I'll try to hit all of those. I think, I've got them in my head, but let me run through them. Your first question was around IFIS are Intraoperative Floppy Iris Syndrome and what impact that could have a. We were very pleased to see the results of this study, by Dr. Silverstein. This was a study that he put together. He ran, it was double-masked, in ophthalmology they don't like to say double-blind. They say double-masked. So this was a prospective randomized double-masked controlled study. And the data were outstanding. What it clearly showed was that use of a OMIDRIA prevents IFIS. Why is that important? Well, IFIS is a real problem. IFIS is a growing problem as well within, cataract surgery, what IFIS is a, it's a symptomatic, a constellation of events that occurred during surgery where the Iris, all of the sudden they remember the Isis is that, that colored part of the eye surrounding the pupil. And that needs to be as large as possible. All of the sudden that becomes unstable and it becomes, it starts to billow, it becomes like a flag and it starts to wave and move in all different directions, it makes the operation very difficult. It makes the operation more dangerous. And the problem with it is you can't predict it. So, it is, it is linked to patients who have had or have received Alpha antagonists. So, Flomax for example, so drugs that improve urinary outflow with BPH have been, are associated with IFIF for example. The interesting thing about the Alpha antagonist used though is you don't need to be on it at the time. A single exposure to an alpha antagonist, has been, is believed to be enough to cause IFIS when you have cataract surgery. So,…

Raghuram Selvaraju

Analyst · H.C. Wainwright. Please proceed.

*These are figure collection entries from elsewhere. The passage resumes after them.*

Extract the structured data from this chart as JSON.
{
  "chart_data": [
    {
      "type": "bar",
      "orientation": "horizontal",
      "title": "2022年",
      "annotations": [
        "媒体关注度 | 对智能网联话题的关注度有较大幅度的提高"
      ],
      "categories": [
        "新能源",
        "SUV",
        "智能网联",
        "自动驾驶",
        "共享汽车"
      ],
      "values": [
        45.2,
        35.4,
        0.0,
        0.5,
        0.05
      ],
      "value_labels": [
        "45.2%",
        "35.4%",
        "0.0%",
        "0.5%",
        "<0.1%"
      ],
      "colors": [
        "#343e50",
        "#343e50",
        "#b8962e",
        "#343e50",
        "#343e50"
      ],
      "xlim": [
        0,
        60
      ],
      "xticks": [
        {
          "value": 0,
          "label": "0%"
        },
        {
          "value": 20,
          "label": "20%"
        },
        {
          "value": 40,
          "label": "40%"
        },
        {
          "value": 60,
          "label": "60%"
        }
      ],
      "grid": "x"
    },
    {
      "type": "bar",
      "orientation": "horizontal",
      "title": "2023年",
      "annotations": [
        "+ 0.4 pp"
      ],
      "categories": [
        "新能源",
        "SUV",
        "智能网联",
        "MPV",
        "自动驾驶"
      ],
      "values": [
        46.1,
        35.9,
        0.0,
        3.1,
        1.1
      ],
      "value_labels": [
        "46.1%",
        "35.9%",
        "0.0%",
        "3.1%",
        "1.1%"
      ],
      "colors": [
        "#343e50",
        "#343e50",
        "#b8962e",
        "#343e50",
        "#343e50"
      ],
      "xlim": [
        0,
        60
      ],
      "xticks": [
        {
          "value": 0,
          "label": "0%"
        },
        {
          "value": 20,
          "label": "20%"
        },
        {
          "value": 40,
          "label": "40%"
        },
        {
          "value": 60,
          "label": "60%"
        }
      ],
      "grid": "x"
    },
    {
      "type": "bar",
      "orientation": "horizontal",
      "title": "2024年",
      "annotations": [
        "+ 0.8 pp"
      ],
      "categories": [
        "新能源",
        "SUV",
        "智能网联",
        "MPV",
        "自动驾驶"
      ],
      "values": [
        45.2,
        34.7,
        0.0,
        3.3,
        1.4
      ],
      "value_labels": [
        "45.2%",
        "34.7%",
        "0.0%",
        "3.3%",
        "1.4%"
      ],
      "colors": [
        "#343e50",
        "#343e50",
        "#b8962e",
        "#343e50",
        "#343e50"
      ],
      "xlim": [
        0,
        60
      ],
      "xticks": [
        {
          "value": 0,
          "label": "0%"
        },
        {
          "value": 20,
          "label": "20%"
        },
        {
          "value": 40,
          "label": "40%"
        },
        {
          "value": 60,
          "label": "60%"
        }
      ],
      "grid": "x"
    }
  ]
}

No, that was very comprehensive and very helpful. Thank you.

Greg Demopulos

Management

Thanks Ram.

Operator

Operator

Thank you. And at this time I am showing no further questions in queue. I'd like to turn the call back over to Dr. Greg Demopulos for closing remarks.

Greg Demopulos

Management

Well that wraps up our call for today. Thanks again everyone for joining us. As you can hear, and I think as you understand, things are coming together nicely for OMIDRIA for OMS721 and the rest of our pipeline. We will keep you posted periodically on our progress. As always, we appreciate your continued interest and support and have a good day. Thanks. Thanks to everyone.

Operator

Operator

Ladies and gentlemen, thank you for your participation in today's conference. This concludes the program. You may now disconnect. Everyone have a great day.